Tuturumuri School no longer has any pupils but the community is holding on to hope. PHOTO/FILE
CHELSEA BOYLE
There might not be any pupils left at Tuturumuri School but its doors remain open.
With money in the kitty to last another two terms, the chairman of the school’s board of trustees says they would be ready to teach tomorrow if needed.
The rural school has a lot to offer, with iPads on hand in the classroom and a heated indoor swimming pool on site.
The community raises $10,00-$20,00 every year to get behind it.
The school’s board of trustees chairman Mike Firth said everyone in the community wanted to see the school stay open.
“It’s a massive part of the community . . . we do a lot of fundraising to fund what we do there,” he said.
“Everything is well-resourced. We have everything going for us.”
Everyone who had been a pupil at the school had achieved well and gone well at university and things like that, he said.
The community loved getting together at the fundraisers and loved what the school offered kids.
“They love the fact it’s a school where you can have an 11-year-old kid and a five-year-old kid play together,” Mr Firth said.
“They all look after each other like a community. It brings people together.”

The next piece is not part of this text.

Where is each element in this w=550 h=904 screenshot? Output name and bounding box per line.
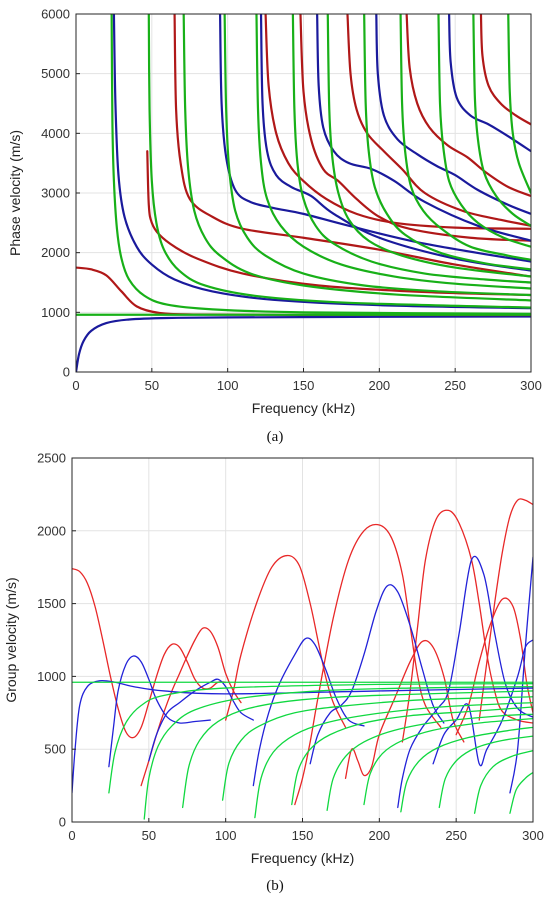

The last family to leave only did so because there were no other kids for their children to play with, he said.
“They didn’t want to leave. They would come back if other kids came to the school.”
Part of the problem in struggling to fill seats was falling into a bit of a “lull” between generations.
The numbers could fluctuate quite a bit, he said.
But there was potential for more families to come into the area.
“There are two houses for sale at the moment . . . and another farm in the district – that might bring in three families maybe”.
Another family had already bought a section but still had to build before they could settle down.
One of the problems discussed at community meetings was how make it work for families with parents who work in town.
“It’s the way the world is now, wives work, they don’t stay home anymore,” Mr Firth said.
They worked in town and to able to do that, they needed home childcare or take their children into town with them, he said.
There was a push at the community meeting to get an afterschool childcare facility at the school, he said.
“That would be well supported.
“It would also create a job for maybe another parent.”
The school was an important asset for the rugged and isolated area with parts of it almost an hour away from Martinborough by road, he said.
To attend another school the children would have to leave at 7.30 in the morning and would only get back at about 4.30 in the afternoon, he said.
“For a five-year-old that’s a pretty big day.”
Such a long daily bus ride would also result in a “massive cost” to the Education Ministry.